Al Salam School began as a nursery in 1985 and three years later, Al Salam Private School was established.  The location of the school changed as it grew and larger sites were used to accommodate the growing numbers.  Al Salam operated in Hor Al Anz through to its current site in Al Nahda 2.

The school ranks as one of the best value for money schools in Dubai. This is due to its low fees yet exceptionally high outcomes.  As a consequence, it is in high demand with waiting lists common in most years.

Leadership of the School
The school was founded by Sue Johnston, who served as its Principal for 29 years. She was Dubai's longest serving headteacher, who has been a key influencer in the education sector in Dubai and described as ‘inspirational,’ by the KHDA.

The school was led by Kausor Amin-Ali, who began his teaching career having qualified from the University of Cambridge.  He succeeded Sue Johnston in August 2017 until January 2019. He held the title of Principal & Executive Headteacher.  He is the author of a chapter entitled 'Education in the UAE: An Overview' as part of the book 'Education in the Arab World' by Dr Serra Kirdar.
From February 2019, the Principal is Craig Dyche-Nichols.
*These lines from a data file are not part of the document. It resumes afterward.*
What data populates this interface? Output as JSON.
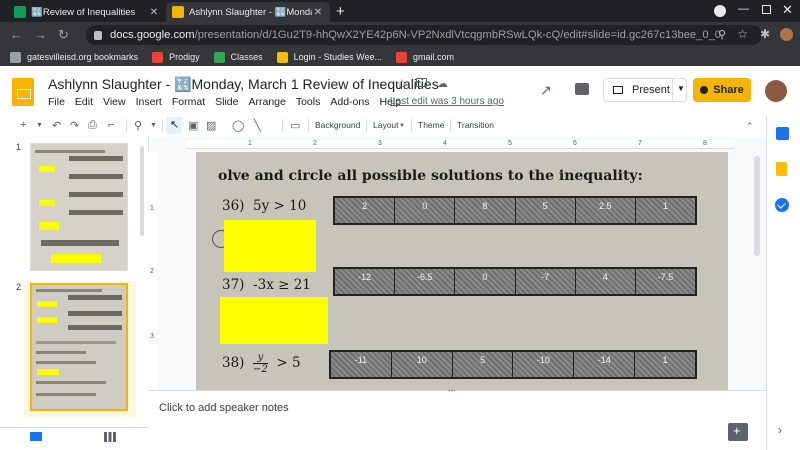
{
  "browser": {
    "tabs": [
      {
        "title": "🔣Review of Inequalities",
        "active": false,
        "favicon_color": "#0f9d58"
      },
      {
        "title": "Ashlynn Slaughter - 🔣Monday, M",
        "active": true,
        "favicon_color": "#f4b400"
      }
    ],
    "url_host": "docs.google.com",
    "url_path": "/presentation/d/1Gu2T9-hhQwX2YE42p6N-VP2NxdlVtcqgmbRSwLQk-cQ/edit#slide=id.gc267c13bee_0_0",
    "bookmarks": [
      {
        "label": "gatesvilleisd.org bookmarks",
        "color": "#9aa0a6"
      },
      {
        "label": "Prodigy",
        "color": "#ea4335"
      },
      {
        "label": "Classes",
        "color": "#34a853"
      },
      {
        "label": "Login - Studies Wee...",
        "color": "#fbbc04"
      },
      {
        "label": "gmail.com",
        "color": "#ea4335"
      }
    ]
  },
  "doc": {
    "title": "Ashlynn Slaughter - 🔣Monday, March 1 Review of Inequalities",
    "menu": [
      "File",
      "Edit",
      "View",
      "Insert",
      "Format",
      "Slide",
      "Arrange",
      "Tools",
      "Add-ons",
      "Help"
    ],
    "last_edit": "Last edit was 3 hours ago",
    "present_label": "Present",
    "share_label": "Share"
  },
  "toolbar": {
    "background": "Background",
    "layout": "Layout",
    "theme": "Theme",
    "transition": "Transition"
  },
  "filmstrip": {
    "slide_numbers": [
      "1",
      "2"
    ],
    "selected": 2
  },
  "ruler": {
    "h_numbers": [
      "1",
      "2",
      "3",
      "4",
      "5",
      "6",
      "7",
      "8"
    ],
    "v_numbers": [
      "1",
      "2",
      "3"
    ]
  },
  "slide": {
    "heading": "olve and circle all possible solutions to the inequality:",
    "problems": [
      {
        "number": "36)",
        "expr": "5y  >  10",
        "choices": [
          "2",
          "0",
          "8",
          "5",
          "2.5",
          "1"
        ]
      },
      {
        "number": "37)",
        "expr": "-3x  ≥  21",
        "choices": [
          "-12",
          "-6.5",
          "0",
          "-7",
          "4",
          "-7.5"
        ]
      },
      {
        "number": "38)",
        "frac_num": "y",
        "frac_den": "−2",
        "expr_tail": "> 5",
        "choices": [
          "-11",
          "10",
          "5",
          "-10",
          "-14",
          "1"
        ]
      }
    ]
  },
  "notes": {
    "placeholder": "Click to add speaker notes"
  },
  "colors": {
    "accent": "#f4b400",
    "highlight": "#ffff00",
    "link": "#1a73e8"
  }
}
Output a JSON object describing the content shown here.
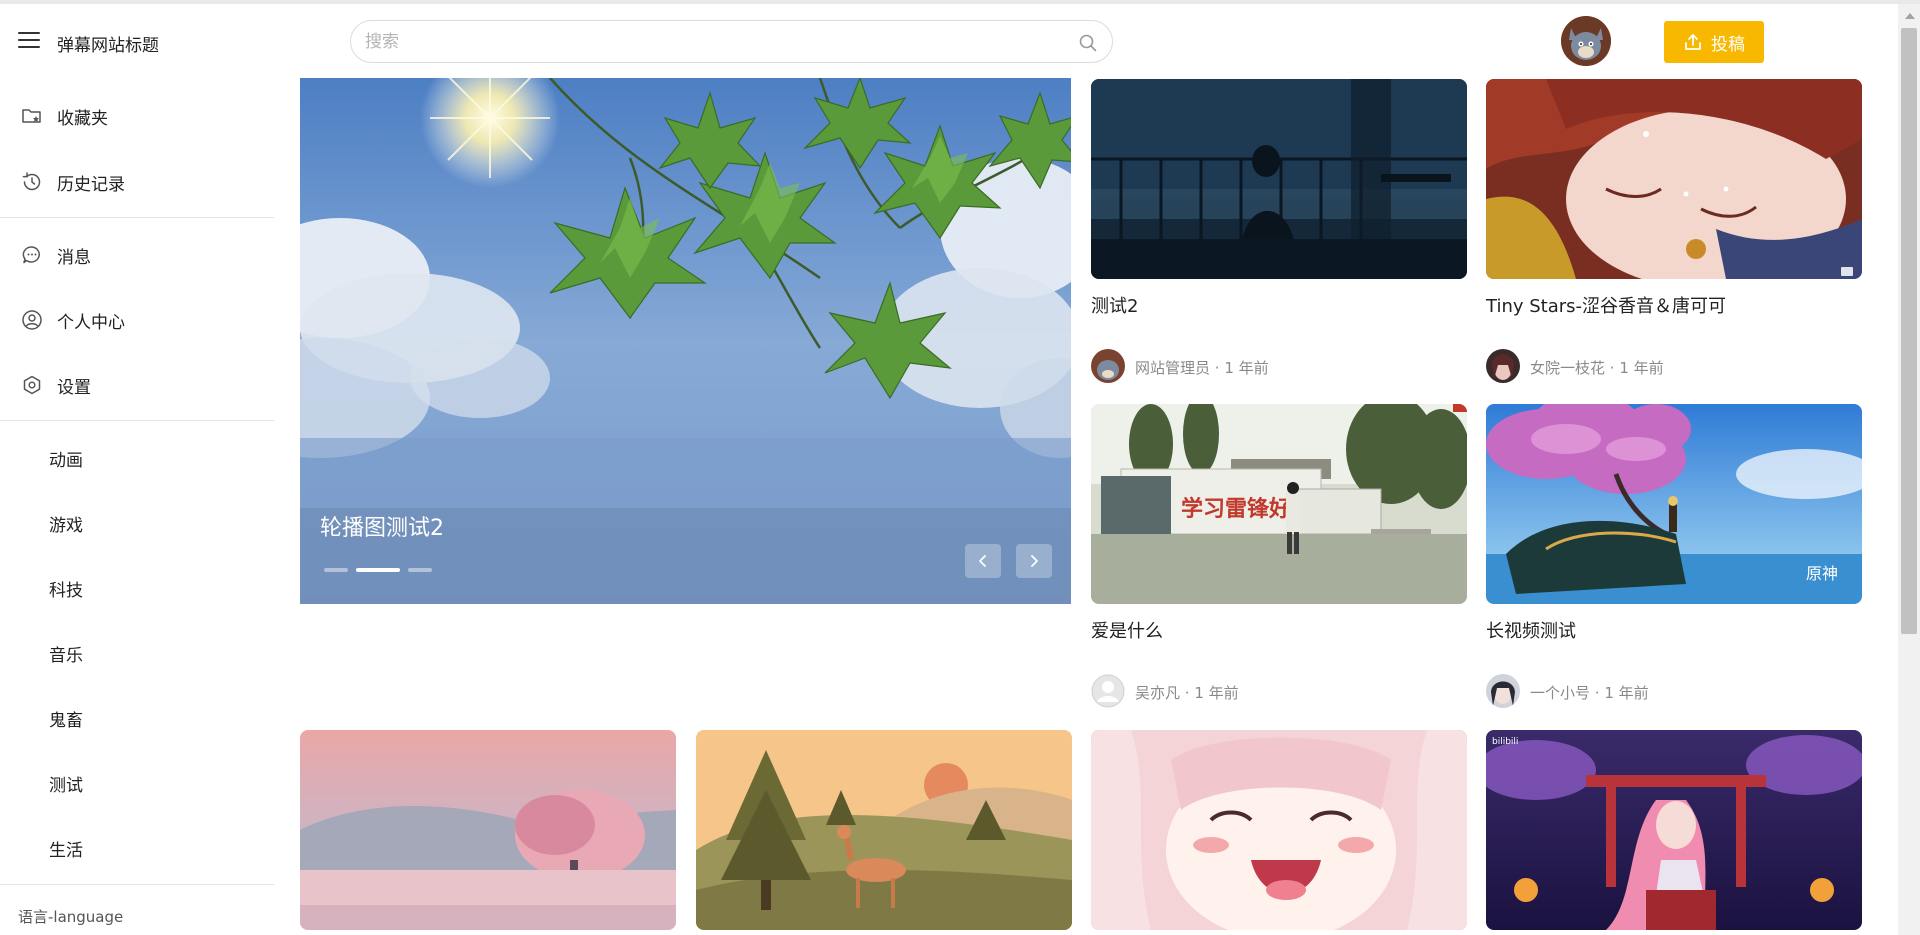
{
  "header": {
    "site_title": "弹幕网站标题",
    "search_placeholder": "搜索",
    "upload_label": "投稿"
  },
  "sidebar": {
    "nav": [
      {
        "label": "收藏夹",
        "icon": "folder-star-icon"
      },
      {
        "label": "历史记录",
        "icon": "history-clock-icon"
      },
      {
        "label": "消息",
        "icon": "chat-bubble-icon"
      },
      {
        "label": "个人中心",
        "icon": "user-circle-icon"
      },
      {
        "label": "设置",
        "icon": "settings-hexagon-icon"
      }
    ],
    "categories": [
      "动画",
      "游戏",
      "科技",
      "音乐",
      "鬼畜",
      "测试",
      "生活"
    ],
    "language_label": "语言-language"
  },
  "carousel": {
    "title": "轮播图测试2",
    "slide_count": 3,
    "active_slide": 2
  },
  "videos": [
    {
      "title": "测试2",
      "author": "网站管理员",
      "time": "1 年前"
    },
    {
      "title": "Tiny Stars-涩谷香音＆唐可可",
      "author": "女院一枝花",
      "time": "1 年前"
    },
    {
      "title": "爱是什么",
      "author": "吴亦凡",
      "time": "1 年前"
    },
    {
      "title": "长视频测试",
      "author": "一个小号",
      "time": "1 年前"
    }
  ],
  "colors": {
    "accent": "#f9b800",
    "text": "#222222",
    "muted": "#8a8a8a",
    "divider": "#e4e4e4"
  }
}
Expansion of the school to a second site

From September 2019, Al Salam Private School will become exclusively Primary.  The Secondary school will relocate to Al Twar 2, just  from the current site.  The new site will be purpose built and house a new Primary school.  Both of these new schools will be collectively known as Al Salam Community School.
The project for pre-opening of the new schools is being led by the Founding Principal Kausor Amin-Ali.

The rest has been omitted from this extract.